Protective antibodies against human parainfluenza virus type 3 infection
Published in mAbs, 2021
Jim Boonyaratanakornkit, Suruchi Singh, Connor Weidle, Justas Rodarte, Ramasamy Bakthavatsalam, Jonathan Perkins, Guillaume B.E. Stewart-Jones, Peter D. Kwong, Andrew T. McGuire, Marie Pancera, Justin J. Taylor
Expression plasmids for His-tagged HPIV3 preF and postF antigens are previously described.25 HPIV3 preF contained the following mutations including two disulfide linkages, Q162C-L168C, I213C-G230C, A463V, and I474V.25 293 F cells were transfected at a density of 106 cells/mL in Freestyle 293 media using 1 mg/mL PEI Max (Polysciences, cat#24765). Transfected cells were cultured for 7 days with gentle shaking at 37°C. Supernatant was collected by centrifuging cultures at 2,500 × g for 30 minutes followed by filtration through a 0.2 µM filter. The clarified supernatant was incubated with Ni Sepharose beads overnight at 4°C, followed by washing with wash buffer containing 50 mM Tris, 300 mM NaCl, and 8 mM imidazole. His-tagged protein was eluted with an elution buffer containing 25 mM Tris, 150 mM NaCl, and 500 mM imidazole.

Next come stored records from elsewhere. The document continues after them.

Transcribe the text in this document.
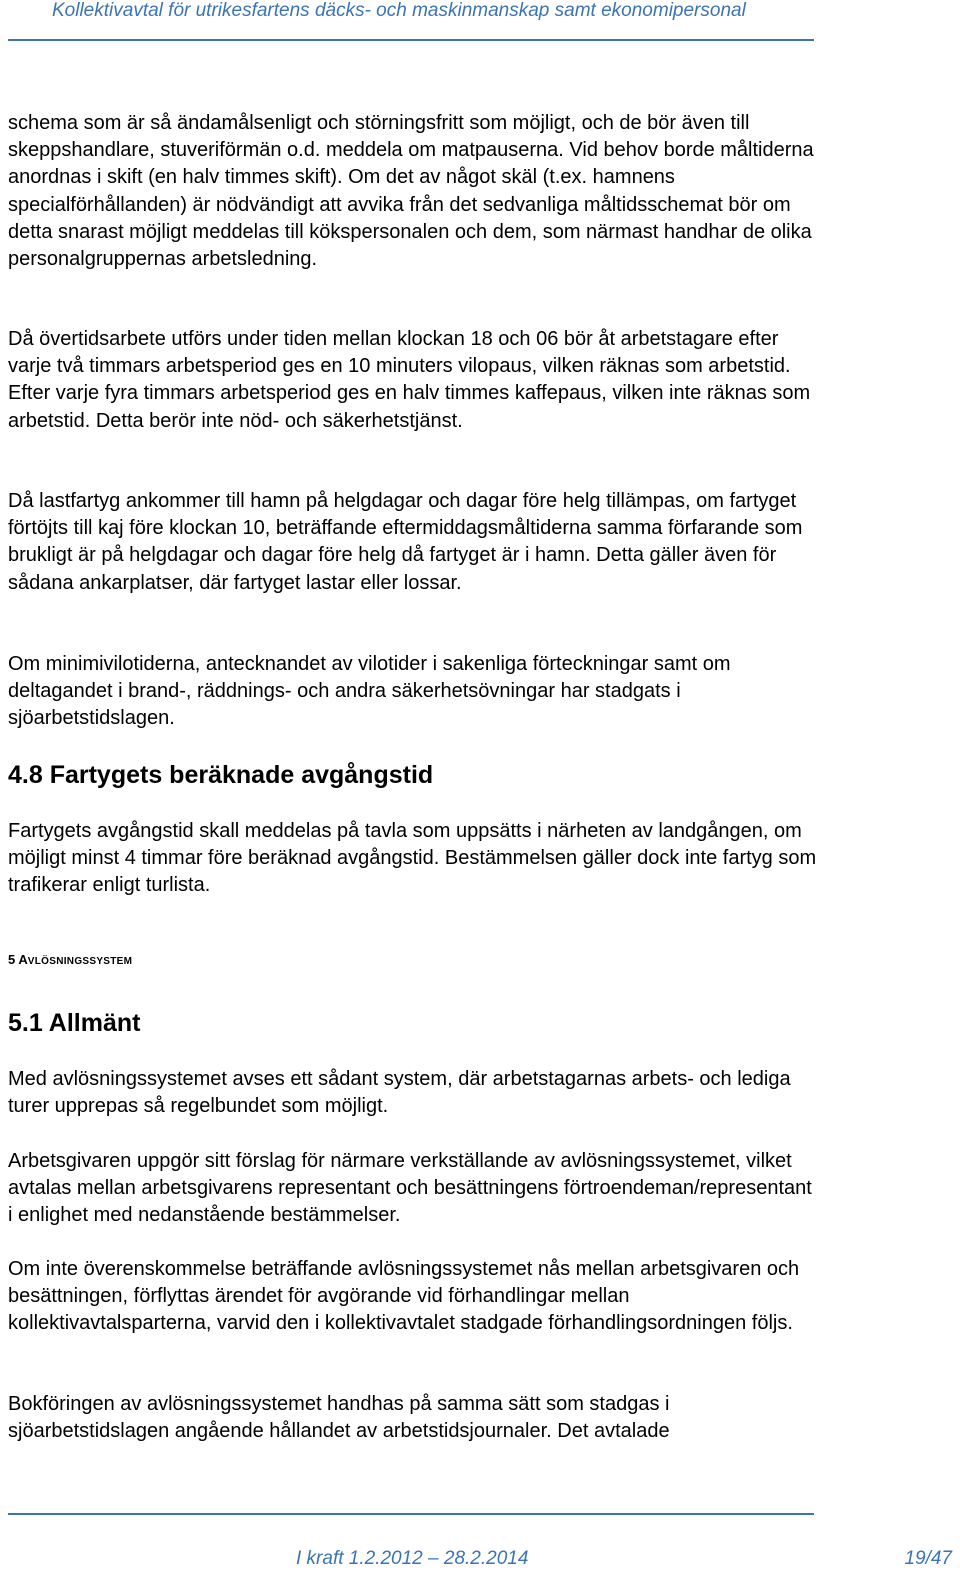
Kollektivavtal för utrikesfartens däcks- och maskinmanskap samt ekonomipersonal

schema som är så ändamålsenligt och störningsfritt som möjligt, och de bör även till skeppshandlare, stuveriförmän o.d. meddela om matpauserna. Vid behov borde måltiderna anordnas i skift (en halv timmes skift). Om det av något skäl (t.ex. hamnens specialförhållanden) är nödvändigt att avvika från det sedvanliga måltidsschemat bör om detta snarast möjligt meddelas till kökspersonalen och dem, som närmast handhar de olika personalgruppernas arbetsledning.

Då övertidsarbete utförs under tiden mellan klockan 18 och 06 bör åt arbetstagare efter varje två timmars arbetsperiod ges en 10 minuters vilopaus, vilken räknas som arbetstid. Efter varje fyra timmars arbetsperiod ges en halv timmes kaffepaus, vilken inte räknas som arbetstid. Detta berör inte nöd- och säkerhetstjänst.

Då lastfartyg ankommer till hamn på helgdagar och dagar före helg tillämpas, om fartyget förtöjts till kaj före klockan 10, beträffande eftermiddagsmåltiderna samma förfarande som brukligt är på helgdagar och dagar före helg då fartyget är i hamn. Detta gäller även för sådana ankarplatser, där fartyget lastar eller lossar.

Om minimivilotiderna, antecknandet av vilotider i sakenliga förteckningar samt om deltagandet i brand-, räddnings- och andra säkerhetsövningar har stadgats i sjöarbetstidslagen.

4.8 Fartygets beräknade avgångstid

Fartygets avgångstid skall meddelas på tavla som uppsätts i närheten av landgången, om möjligt minst 4 timmar före beräknad avgångstid. Bestämmelsen gäller dock inte fartyg som trafikerar enligt turlista.

5 AVLÖSNINGSSYSTEM
5.1 Allmänt

Med avlösningssystemet avses ett sådant system, där arbetstagarnas arbets- och lediga turer upprepas så regelbundet som möjligt.

Arbetsgivaren uppgör sitt förslag för närmare verkställande av avlösningssystemet, vilket avtalas mellan arbetsgivarens representant och besättningens förtroendeman/representant i enlighet med nedanstående bestämmelser.

Om inte överenskommelse beträffande avlösningssystemet nås mellan arbetsgivaren och besättningen, förflyttas ärendet för avgörande vid förhandlingar mellan kollektivavtalsparterna, varvid den i kollektivavtalet stadgade förhandlingsordningen följs.

Bokföringen av avlösningssystemet handhas på samma sätt som stadgas i sjöarbetstidslagen angående hållandet av arbetstidsjournaler. Det avtalade

I kraft 1.2.2012 – 28.2.2014	19/47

The purified protein was run over a 10/300 Superose 6 size-exclusion column (GE Life Sciences, cat#17–5172–01). Fractions containing the trimeric HPIV3 F proteins were pooled and concentrated by centrifugation in an Amicon ultrafiltration unit (Millipore, cat#UFC805024) with a 50 kDa molecular weight cutoff. Two units of biotinylated thrombin (Millipore, cat#69022) were mixed with each 1 mg of protein overnight to cleave off tags, streptavidin agarose (Millipore, cat#69022) was added for another hour to remove thrombin and the cleaved tags, and the mixture was centrifuged through a PVDF filter (Millipore, cat#UFC40GV25) to remove the streptavidin agarose. The concentrated sample was stored in 50% glycerol at −20°C.